Targeting DNA Repair Mechanisms in Bacterial Persisters


Bacterial persisters, cells able to survive high concentrations of antimicrobial agents, are problematic in the medical field due to being responsible for recurring infections, and in industrial settings due to causing contamination in pipes. Furthermore, bacterial biofilms add complexity due to being more enduring than stand alone planktonic bacteria. The inability to successfully eradicate persisters present in patients with recurring bacterial infections and from industrial pipes has prompted interest in targeting persisters through metabolomics. Moreover, interest has expressed in determining the distribution of persisters in biofilms, if any, and why persisters would be more localized in one area than in another. Targeting the DNA repair mechanisms of bacteria, and mapping persister distribution in biofilms are of much interest. The expression of RecA, a protein essential for catalyzing the SOS response for damaged DNA, was targeted in wild type E.coli in order to create RecA lacking E.coli mutants.

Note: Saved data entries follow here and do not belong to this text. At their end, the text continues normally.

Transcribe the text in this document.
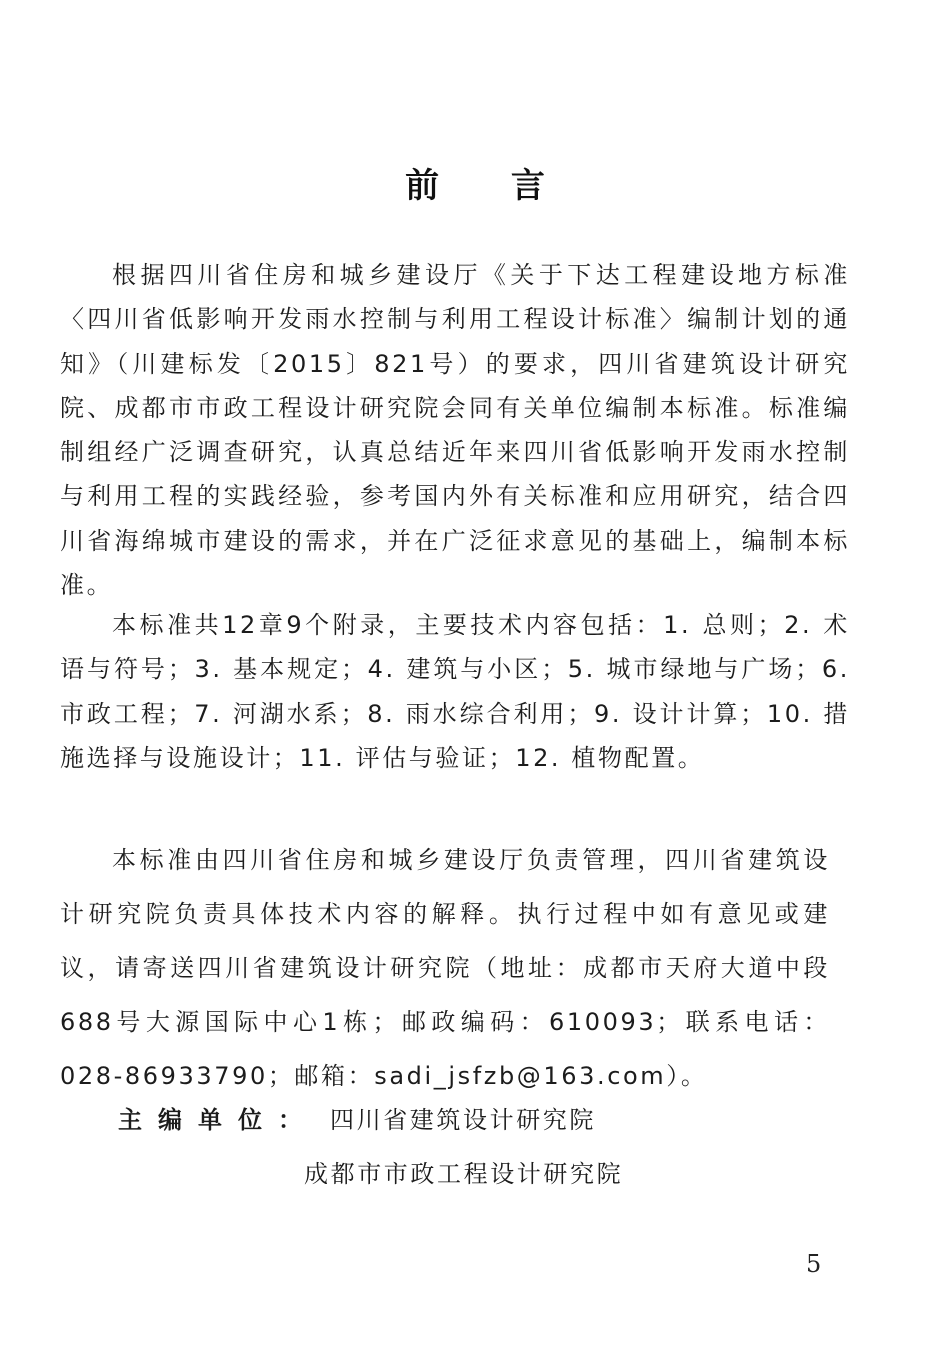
前 言

根据四川省住房和城乡建设厅《关于下达工程建设地方标准〈四川省低影响开发雨水控制与利用工程设计标准〉编制计划的通知》（川建标发〔2015〕821号）的要求，四川省建筑设计研究院、成都市市政工程设计研究院会同有关单位编制本标准。标准编制组经广泛调查研究，认真总结近年来四川省低影响开发雨水控制与利用工程的实践经验，参考国内外有关标准和应用研究，结合四川省海绵城市建设的需求，并在广泛征求意见的基础上，编制本标准。

本标准共12章9个附录，主要技术内容包括：1. 总则；2. 术语与符号；3. 基本规定；4. 建筑与小区；5. 城市绿地与广场；6. 市政工程；7. 河湖水系；8. 雨水综合利用；9. 设计计算；10. 措施选择与设施设计；11. 评估与验证；12. 植物配置。

本标准由四川省住房和城乡建设厅负责管理，四川省建筑设计研究院负责具体技术内容的解释。执行过程中如有意见或建议，请寄送四川省建筑设计研究院（地址：成都市天府大道中段688号大源国际中心1栋；邮政编码：610093；联系电话：028-86933790；邮箱：sadi_jsfzb@163.com）。

主编单位： 四川省建筑设计研究院
成都市市政工程设计研究院
5
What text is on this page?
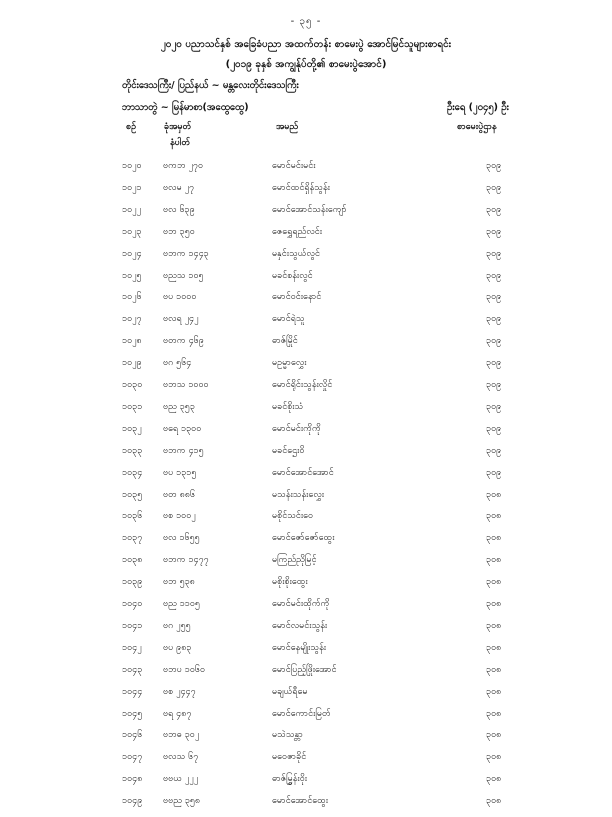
- ၃၅ -
၂၀၂၀ ပညာသင်နှစ် အခြေခံပညာ အထက်တန်း စာမေးပွဲ အောင်မြင်သူများစာရင်း
(၂၀၁၉ ခုနှစ် အကျွန်ုပ်တို့၏ စာမေးပွဲအောင်)
တိုင်းဒေသကြီး/ ပြည်နယ် ~ မန္တလေးတိုင်းဒေသကြီး
ဘာသာတွဲ ~ မြန်မာစာ(အထွေထွေ)	ဦးရေ (၂၀၄၅) ဦး
စဉ်	ခုံအမှတ်
နံပါတ်
အမည်	စာမေးပွဲဌာန
၁၀၂၀ ဗကဘ ၂၇၀	မောင်မင်းမင်း	၃၀၉
၁၀၂၁ ဗလမ ၂၇	မောင်ထင်ရှိန်သွန်း	၃၀၉
၁၀၂၂ ဗလ ၆၃၉	မောင်အောင်သန်းကျော်	၃၀၉
၁၀၂၃ ဗဘ ၃၅၀	ဇေရွှေရည်လင်း	၃၀၉
၁၀၂၄ ဗဘက ၁၄၄၃	မနှင်းသွယ်လွင်	၃၀၉
၁၀၂၅ ဗညသ ၁၀၅	မခင်စန်းလွင်	၃၀၉
၁၀၂၆ ဗပ ၁၀၀၀	မောင်ဝင်းနောင်	၃၀၉
၁၀၂၇ ဗလရ ၂၄၂	မောင်ရဲသူ	၃၀၉
၁၀၂၈ ဗတက ၄၆၉	ဓာဇ်မြိုင်	၃၀၉
၁၀၂၉ ဗဂ ၅၆၄	မဥမ္မာလွှေး	၃၀၉
၁၀၃၀ ဗဘသ ၁၀၀၀	မောင်ရိုင်းသွန်းလှိုင်	၃၀၉
၁၀၃၁ ဗည ၃၅၃	မခင်စိုးသံ	၃၀၉
၁၀၃၂ ဗရေ ၁၃၀၀	မောင်မင်းကိုကို	၃၀၉
၁၀၃၃ ဗဘက ၄၁၅	မခင်ဌေးဝိ	၃၀၉
၁၀၃၄ ဗပ ၁၃၁၅	မောင်အောင်အောင်	၃၀၉
၁၀၃၅ ဗတ ၈၈၆	မသန်းသန်းလွှေး	၃၀၈
၁၀၃၆ ဗစ ၁၀၀၂	မစိုင်သင်းဝေ	၃၀၈
၁၀၃၇ ဗလ ၁၆၅၅	မောင်ဇော်ဇော်ထွေး	၃၀၈
၁၀၃၈ ဗဘက ၁၄၇၇	မကြည်ညိုမြင့်	၃၀၈
၁၀၃၉ ဗဘ ၅၃၈	မစိုးစိုးထွေး	၃၀၈
၁၀၄၀ ဗည ၁၁၀၅	မောင်မင်းထိုက်ကို	၃၀၈
၁၀၄၁ ဗဂ ၂၅၅	မောင်လမင်းသွန်း	၃၀၈
၁၀၄၂ ဗပ ၉၈၃	မောင်နေမျိုးသွန်း	၃၀၈
၁၀၄၃ ဗဘပ ၁၀၆၀	မောင်ပြည့်ဖြိုးအောင်	၃၀၈
၁၀၄၄ ဗစ ၂၄၄၇	မချယ်ရီမေ	၃၀၈
၁၀၄၅ ဗရ ၄၈၇	မောင်ကောင်းမြတ်	၃၀၈
၁၀၄၆ ဗဘဓ ၃၀၂	မသဲသန္တာ	၃၀၈
၁၀၄၇ ဗလသ ၆၇	မဝေဇာခိုင်	၃၀၈
၁၀၄၈ ဗဗယ ၂၂၂	ဓာဇ်မြွှန်းဝိုး	၃၀၈
၁၀၄၉ ဗဗည ၃၅၈	မောင်အောင်ထွေး	၃၀၈
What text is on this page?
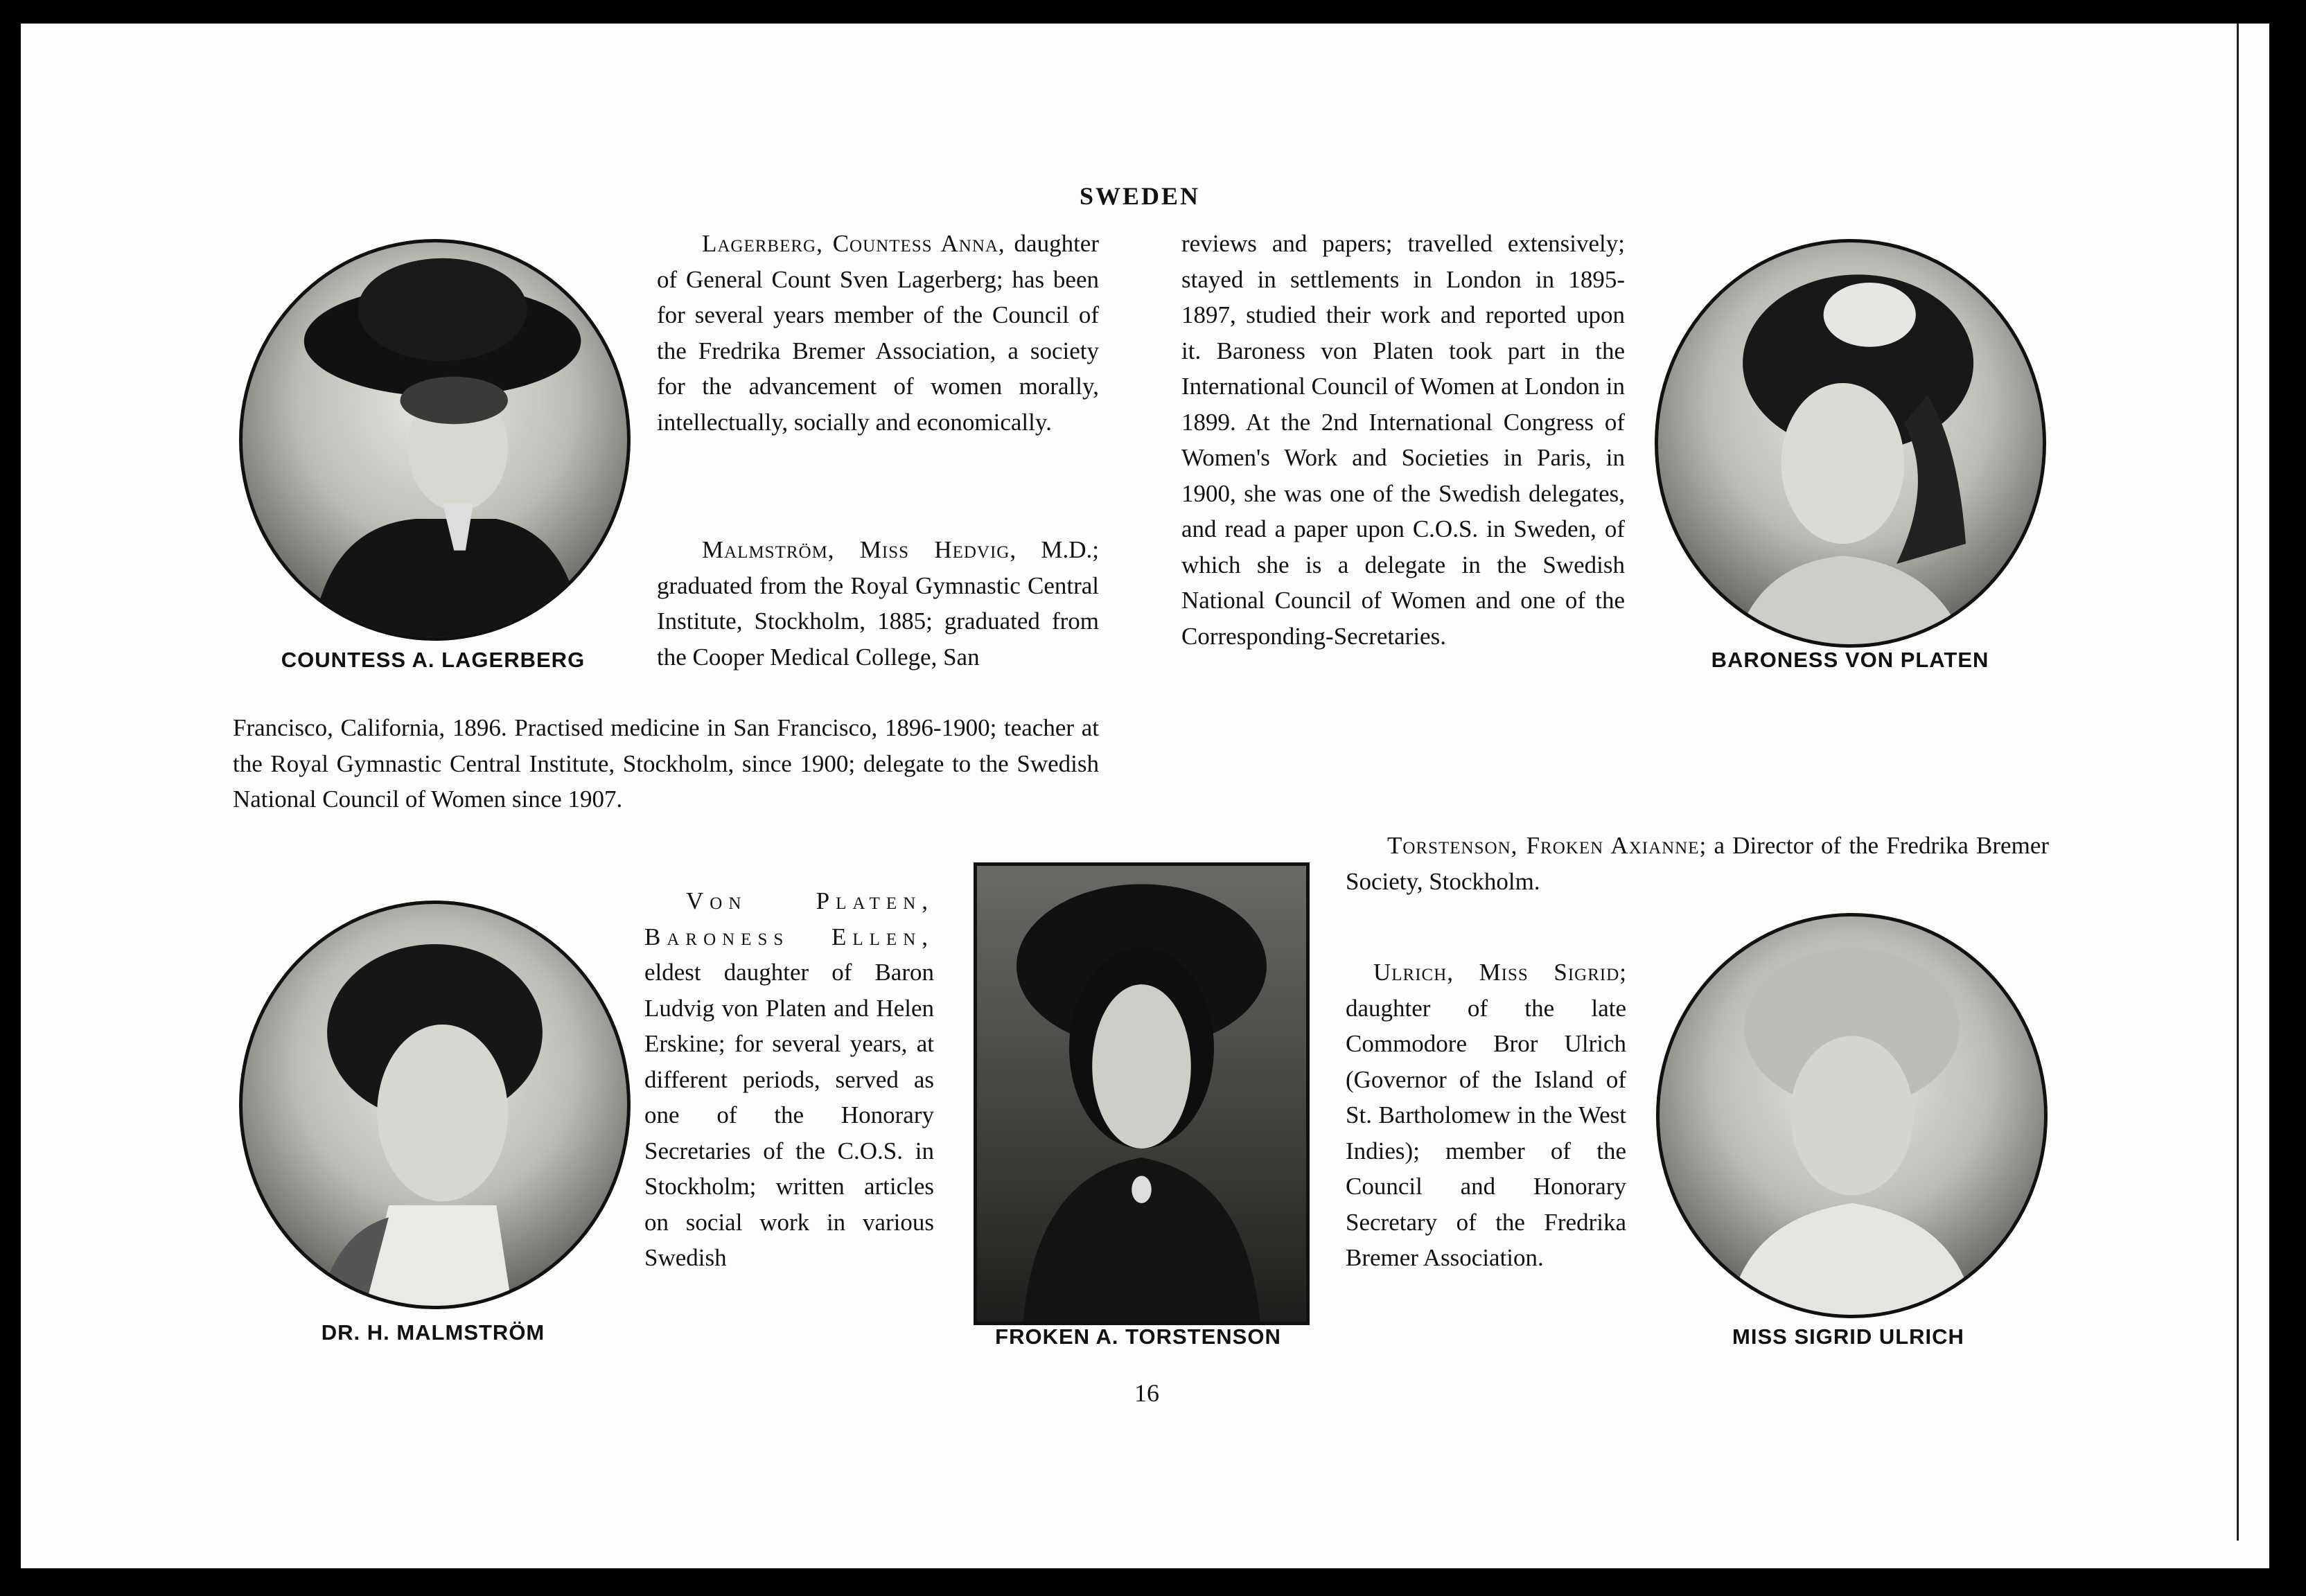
SWEDEN
COUNTESS A. LAGERBERG

Lagerberg, Countess Anna, daughter of General Count Sven Lagerberg; has been for several years member of the Council of the Fredrika Bremer Association, a society for the advancement of women morally, intellectually, socially and economically.

Malmström, Miss Hedvig, M.D.; graduated from the Royal Gymnastic Central Institute, Stockholm, 1885; graduated from the Cooper Medical College, San

Francisco, California, 1896. Practised medicine in San Francisco, 1896-1900; teacher at the Royal Gymnastic Central Institute, Stockholm, since 1900; delegate to the Swedish National Council of Women since 1907.

reviews and papers; travelled extensively; stayed in settlements in London in 1895-1897, studied their work and reported upon it. Baroness von Platen took part in the International Council of Women at London in 1899. At the 2nd International Congress of Women's Work and Societies in Paris, in 1900, she was one of the Swedish delegates, and read a paper upon C.O.S. in Sweden, of which she is a delegate in the Swedish National Council of Women and one of the Corresponding-Secretaries.

BARONESS VON PLATEN

Torstenson, Froken Axianne; a Director of the Fredrika Bremer Society, Stockholm.

DR. H. MALMSTRÖM

Von Platen, Baroness Ellen, eldest daughter of Baron Ludvig von Platen and Helen Erskine; for several years, at different periods, served as one of the Honorary Secretaries of the C.O.S. in Stockholm; written articles on social work in various Swedish

FROKEN A. TORSTENSON

Ulrich, Miss Sigrid; daughter of the late Commodore Bror Ulrich (Governor of the Island of St. Bartholomew in the West Indies); member of the Council and Honorary Secretary of the Fredrika Bremer Association.

MISS SIGRID ULRICH
16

The mutants were then treated with ofloxacin, a fluroquinolone that causes DNA damage, in order to examine the effects of inhibiting the SOS response. Separately, wild type E.coli biofilms were grown and subsequently sectioned into different categories, with the determining factor being color, to then be treated with antibiotics in order to determine the distribution of persisters. The implications of this study show that targeting DNA repair mechanisms in bacteria can lead to a significant reduction of persisters, as well as that persisters in biofilms are not localized in some areas more than others despite differences in color.